The wrinkled sea beneath him crawls; 
He watches from his mountain walls, 
And like a thunderbolt he falls. 



- national geography
- a sunny day near the seaside cliff

Themes
- human and nature
- man and masculinity


<First stanza>
- ends with "-ands"

1. He clasps the crag with crooked hands.
- "clasps" and "crooked" sound quite masculine
- "crag" is a part of a cliff that juts out from the main body of massive rock. Usually crag is hard and dangerous for human to access, which shows that the eagle is out of reach.
- alliteration of "c" sounds, harsh and hard.
- personification: "hands", not claws. The poet used the eagle to describe about human.

2. Close to the sun in lonely lands,
- The eagle is so high that it seems closer to the sun than the land.
- alliteration of "l" sounds, "lonely lands"
- "lonely lands" high rock surrounded by sky
- "lands" is plural, which is another evidence that this poem is related to human world, where a lot of lands exist.

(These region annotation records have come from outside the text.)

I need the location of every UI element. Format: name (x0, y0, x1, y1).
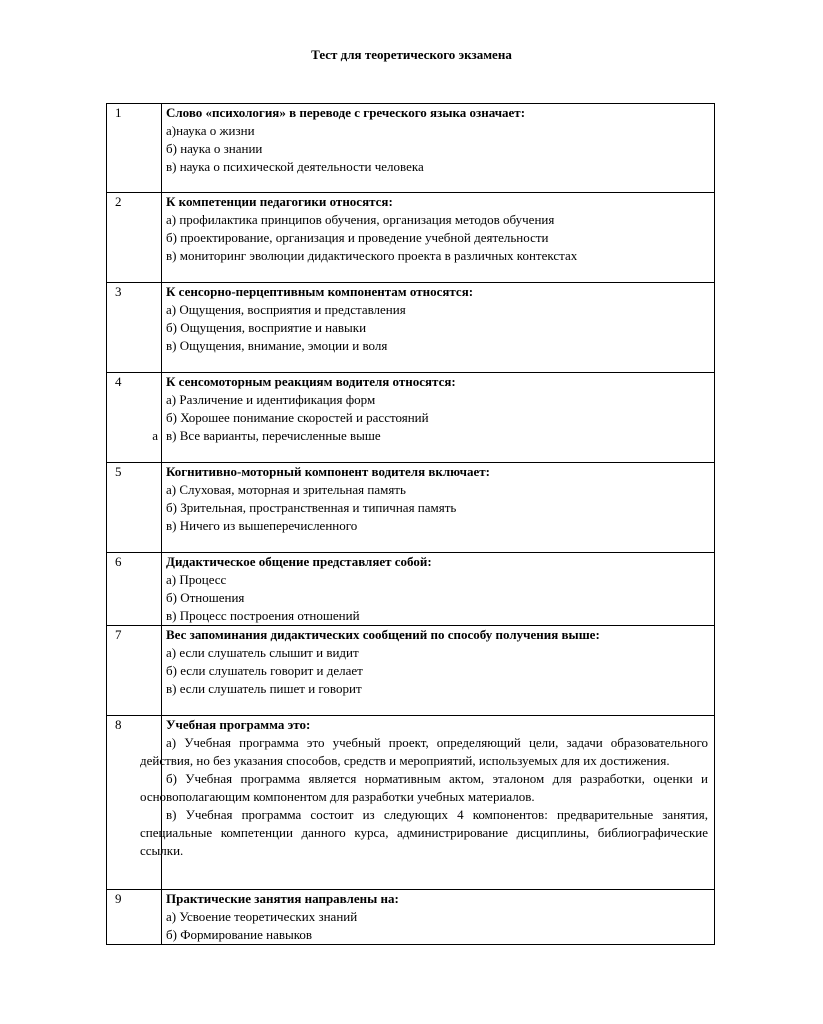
question-row-8 (107, 716, 715, 890)
question-number: 1 (107, 104, 162, 193)
question-cell (140, 716, 715, 890)
question-number: 2 (107, 193, 162, 283)
option-b: б) Зрительная, пространственная и типичная память (166, 500, 457, 515)
option-a: а) Слуховая, моторная и зрительная память (166, 482, 406, 497)
option-a: а)наука о жизни (166, 123, 255, 138)
question-row-6 (107, 553, 715, 626)
question-cell (162, 553, 715, 626)
option-c: в) Процесс построения отношений (166, 608, 360, 623)
question-number: 7 (107, 626, 162, 716)
option-c: в) Учебная программа состоит из следующих 4 компонентов: предварительные занятия, специальные компетенции данного курса, администрирование дисциплины, библиографические ссылки. (140, 807, 708, 858)
option-a: а) Процесс (166, 572, 227, 587)
document-title: Тест для теоретического экзамена (311, 47, 512, 62)
option-a: а) профилактика принципов обучения, организация методов обучения (166, 212, 555, 227)
option-c: в) Все варианты, перечисленные выше (166, 428, 381, 443)
question-cell (162, 283, 715, 373)
question-number: 5 (107, 463, 162, 553)
question-cell (162, 626, 715, 716)
option-a: а) Ощущения, восприятия и представления (166, 302, 406, 317)
question-row-2 (107, 193, 715, 283)
option-c: в) мониторинг эволюции дидактического проекта в различных контекстах (166, 248, 578, 263)
question-text: Когнитивно-моторный компонент водителя включает: (166, 464, 490, 479)
option-b: б) Формирование навыков (166, 927, 313, 942)
option-a: а) Различение и идентификация форм (166, 392, 376, 407)
question-number-cell (107, 373, 162, 463)
option-c: в) если слушатель пишет и говорит (166, 681, 362, 696)
option-b: б) если слушатель говорит и делает (166, 663, 363, 678)
option-c: в) Ничего из вышеперечисленного (166, 518, 358, 533)
question-text: К компетенции педагогики относятся: (166, 194, 393, 209)
question-text: К сенсорно-перцептивным компонентам относятся: (166, 284, 474, 299)
option-c: в) наука о психической деятельности человека (166, 159, 424, 174)
question-number: 8 (107, 716, 162, 890)
option-c: в) Ощущения, внимание, эмоции и воля (166, 338, 388, 353)
question-number: 6 (107, 553, 162, 626)
option-a: а) если слушатель слышит и видит (166, 645, 359, 660)
question-text: К сенсомоторным реакциям водителя относятся: (166, 374, 456, 389)
question-text: Слово «психология» в переводе с греческого языка означает: (166, 105, 526, 120)
option-b: б) Ощущения, восприятие и навыки (166, 320, 367, 335)
question-number: 4 (115, 374, 122, 389)
option-b: б) Учебная программа является нормативным актом, эталоном для разработки, оценки и основополагающим компонентом для разработки учебных материалов. (140, 771, 708, 804)
question-cell (162, 373, 715, 463)
question-text: Дидактическое общение представляет собой: (166, 554, 432, 569)
question-cell (162, 890, 715, 945)
question-row-3 (107, 283, 715, 373)
question-row-1 (107, 104, 715, 193)
question-cell (162, 193, 715, 283)
question-number: 9 (107, 890, 162, 945)
option-a: а) Усвоение теоретических знаний (166, 909, 358, 924)
question-row-7 (107, 626, 715, 716)
option-a: а) Учебная программа это учебный проект, определяющий цели, задачи образовательного действия, но без указания способов, средств и мероприятий, используемых для их достижения. (140, 735, 708, 768)
question-row-9 (107, 890, 715, 945)
option-b: б) проектирование, организация и проведение учебной деятельности (166, 230, 549, 245)
question-text: Вес запоминания дидактических сообщений по способу получения выше: (166, 627, 600, 642)
question-cell (162, 463, 715, 553)
question-text: Учебная программа это: (166, 717, 311, 732)
test-table (106, 103, 715, 945)
question-row-4 (107, 373, 715, 463)
question-text: Практические занятия направлены на: (166, 891, 399, 906)
question-cell (162, 104, 715, 193)
question-number: 3 (107, 283, 162, 373)
answer-mark: а (152, 428, 158, 443)
question-row-5 (107, 463, 715, 553)
option-b: б) наука о знании (166, 141, 263, 156)
option-b: б) Отношения (166, 590, 245, 605)
option-b: б) Хорошее понимание скоростей и расстояний (166, 410, 429, 425)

3. Ring'd with the azure world, he stands.
- The eagle is surrounded by the blue sky.
- "azure" usually describes clean, deep blue ocean as well as the sky. The eagle is at the center of the blue sky.
- He seems to be going to do something amazing, but the first stanza finishes with "he stands".
-"ring'd", not ringed.


<Second Stanza>
- ends with "-alls".

4. The wrinkled sea beneath him crawls.
- wrinkles on the sea are waves seen from a far distance, which is the eagle's perspective.
- The eagle looks down the sea from a high position that he doesn't see the chaos of crushing waves; he just sees the small lines.
- "wrinkled" and "crawls" normally relate to people. Wrinkles are physical indication of old, while crawling is what babies do. The writer subtly shows a life cycle of human through nature.
- "wrinkled" is imperfection

5. He watches from his mountain walls.
- The eagle has been pretty passive: All he has done so far is grasping the crag, standing on there, and watching the wrinkled sea.
- the mountain walls are described as "his", as if he owns them. This shows his power and authority.

6. And like a thunderbolt he falls.
- He jumps down from the cliff in a very high speed, like a thunderbolt.
- "falls" is also passive. He doesn't dive, he falls, letting gravity do all the work for him.
- simile "thunderbolt". This shows how the speaker views the eagle. We can see thunderbolts for a quick split second, like an eagle falling from a cliff. thunderbolt like Zeus'.